Рассказы и сказки для взрослых - страница 33

Шрифт
Интервал


А к вечеру следующего дня появился сын, загорелый, посвежевший, с изрядным запасом крымских вин.

– Ну как ты тут, отец? Прости, что не звонил, мобильник в море случайно утопил. Завтра новый куплю. А ты что-то неважно выглядишь. Болел? Случилось что?

Выслушав все, что произошло с Иваном Сергеевичем в последние недели, сын недоуменно пожал плечами:

– Ольга? Ну да, она мне тут как-то звонила и что-то такое говорила, про ребенка. Но мы с ней года три назад встречались. А потом, я слышал, она на иглу плотно села. Нет, отец, это не моя дочь. Обманула она тебя. Исключено.

И тут Иван Сергеевич заплакал. За последние пятьдесят лет это были чуть ли не первые его слезы.

– Не твоя? Анечка! Как же так?

– Папа, – испугался Алексей, – да ты что? Вот женюсь – будут у тебя внуки, свои, еще понянчишься.

– Да будут у меня внуки, будут. Анечки не будет!

Подарок (из путевых приключений моего друга)

Когда я по делам попадаю в Париж, всегда спешу навестить Лешку. Знаю его всю жизнь, мы родились в одном доме. Вместе сначала ползали, затем бегали, катались, вечно споря и ссорясь, на общем трехколесном велике, найденном Лешкином отцом на помойке и доведенным саморучно до ума, по широченному коридору с двенадцатью жилыми комнатами коммунальной квартиры. Вместе отправились в детский сад, а потом просидели за одним столом десять школьных лет.

Думаю, Лешкой он остался уже только для меня. Для всех остальных давно – средней руки респектабельный парижанин, проживающий в самом сердце города, недалеко от площади Вогезов. И зовут его сейчас соответственно, не Лешкой Зайцевым, как в школе, а Лукасом Ле Заком, как и положено, если живешь в самом красивом городе мира, и самом пафосном. Они с Маринкой давно уехали, еще в самом начале девяностых.
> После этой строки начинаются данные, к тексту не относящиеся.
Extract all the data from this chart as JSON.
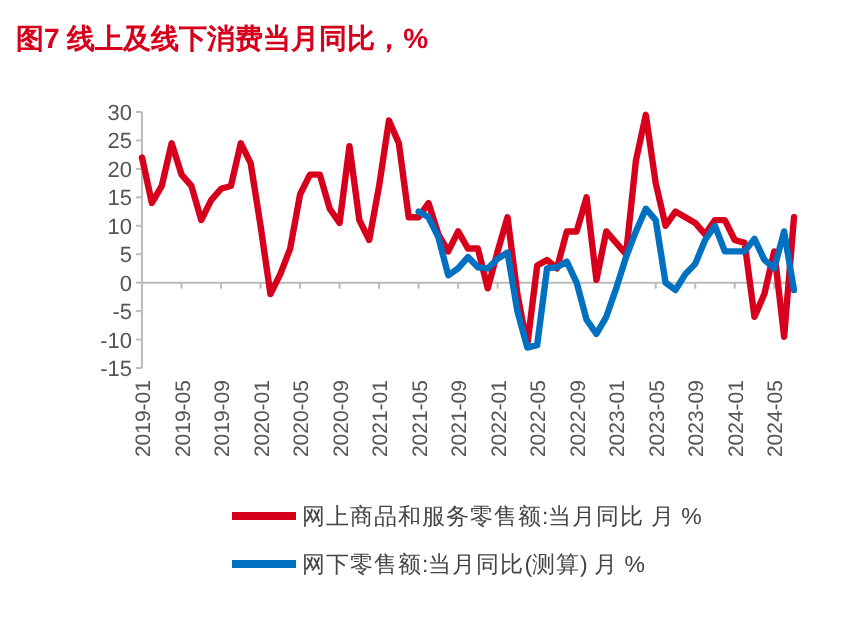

Нахапал Лешка дуриком денег, как и мы все тогда: на фальшивых чеченских авизах, несуществующих в природе французских строительных кранах, китайских кожанках, угнанных в добропорядочной Европе автомобилях, которые даже вездесущий Интерпол не мог в России достать, не было ему к нам ходу. Каждый тогда по-своему этими дурными деньгами распорядился, большинство прогуляло, пропило, просидело, проубивало, и потом никогда за всю жизнь столько не заработало. А Лешка вот в Париж свалил, как всю юность мечтал, и, выходит, не прогадал, что-то куда-то вложил, преумножил, преуспел. Дочь у них, Роззи, Сорбонну уже закончила, самостоятельно живет. Все чинно, спокойно, достойно, вдали от наших дрязг и потрясений. А я, значит, в гости к нему наведываюсь, посидеть в просторной, летом залитой солнцем через высокие стрельчатые окна, столовой, отведать французского коньячку, покалякать за жизнь.